De ce comencement mon mal a pris naissance,
Car depuis le desir accreut sa violence,
Et soudain je perdis et repos et repas.

Au lieu de ce repos nasquit l’inquietude,
Qui serve du desir bâttti ma servitude :
C’est le mal que je sens, et que je n’entens pas.

Depuis que Tircis eut recogneu la bonne volonté de l’heureuse Cleon, il la receut avec tant de contentement, que son cœur n’estant capable de le celer, fut contraint d’en faire part à ses yeux qui soudain, Dieu sçait combien changez de ce qu’ils souloient estre, ne donnoient que trop de cognoissance de leur joye.
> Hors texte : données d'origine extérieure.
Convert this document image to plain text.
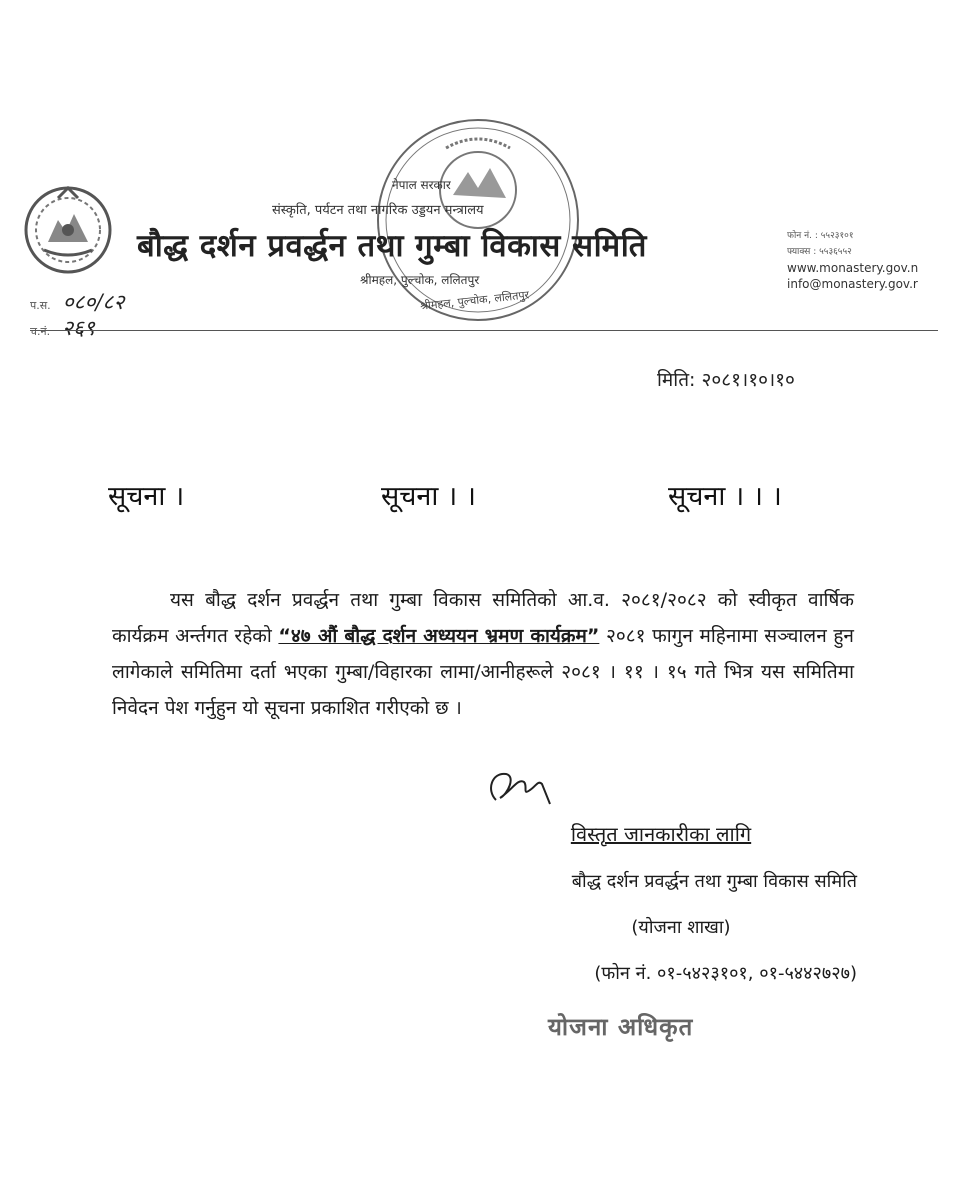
नेपाल सरकार
संस्कृति, पर्यटन तथा नागरिक उड्डयन मन्त्रालय
बौद्ध दर्शन प्रवर्द्धन तथा गुम्बा विकास समिति
श्रीमहल, पुल्चोक, ललितपुर
श्रीमहल, पुल्चोक, ललितपुर
फोन नं. : ५५२३१०१
फ्याक्स : ५५३६५५२
www.monastery.gov.n
info@monastery.gov.r
प.स. ०८०/८२
च.नं. २६९
मिति: २०८१।१०।१०
सूचना ।	सूचना । ।	सूचना । । ।

यस बौद्ध दर्शन प्रवर्द्धन तथा गुम्बा विकास समितिको आ.व. २०८१/२०८२ को स्वीकृत वार्षिक कार्यक्रम अर्न्तगत रहेको “४७ औं बौद्ध दर्शन अध्ययन भ्रमण कार्यक्रम” २०८१ फागुन महिनामा सञ्चालन हुन लागेकाले समितिमा दर्ता भएका गुम्बा/विहारका लामा/आनीहरूले २०८१ । ११ । १५ गते भित्र यस समितिमा निवेदन पेश गर्नुहुन यो सूचना प्रकाशित गरीएको छ ।

विस्तृत जानकारीका लागि
बौद्ध दर्शन प्रवर्द्धन तथा गुम्बा विकास समिति
(योजना शाखा)
(फोन नं. ०१-५४२३१०१, ०१-५४४२७२७)
योजना अधिकृत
La discretion de Cleon estoit bien telle, qu’elle ne donna aucun avantage à Tircis sur son devoir ; si est-ce que jalouse de son honneur, elle le pria de feindre de m’aimer, afin que ceux qui remarqueroient ses actions, s’arrestans à celles-cy toutes evidentes, n’allassent point recherchant celles qu’elle vouloit cacher. Elle fit election de moy plustost que de toute autre, s’estant apperceue de long temps que je l’aimois, et sçachant combien il est mal-aisé d’estre aimée sans aimer, elle pensa que facilement chacun croiroit cette amitié, n’y en ayant guieres parmi nous, qui ne se fussent apperceues de la bonne volonté que je luy portois. Luy qui n’avoit dessein que celuy que Cleon approuvoit, tascha incontinent d’effectuer ce qu’elle luy avoit commandé.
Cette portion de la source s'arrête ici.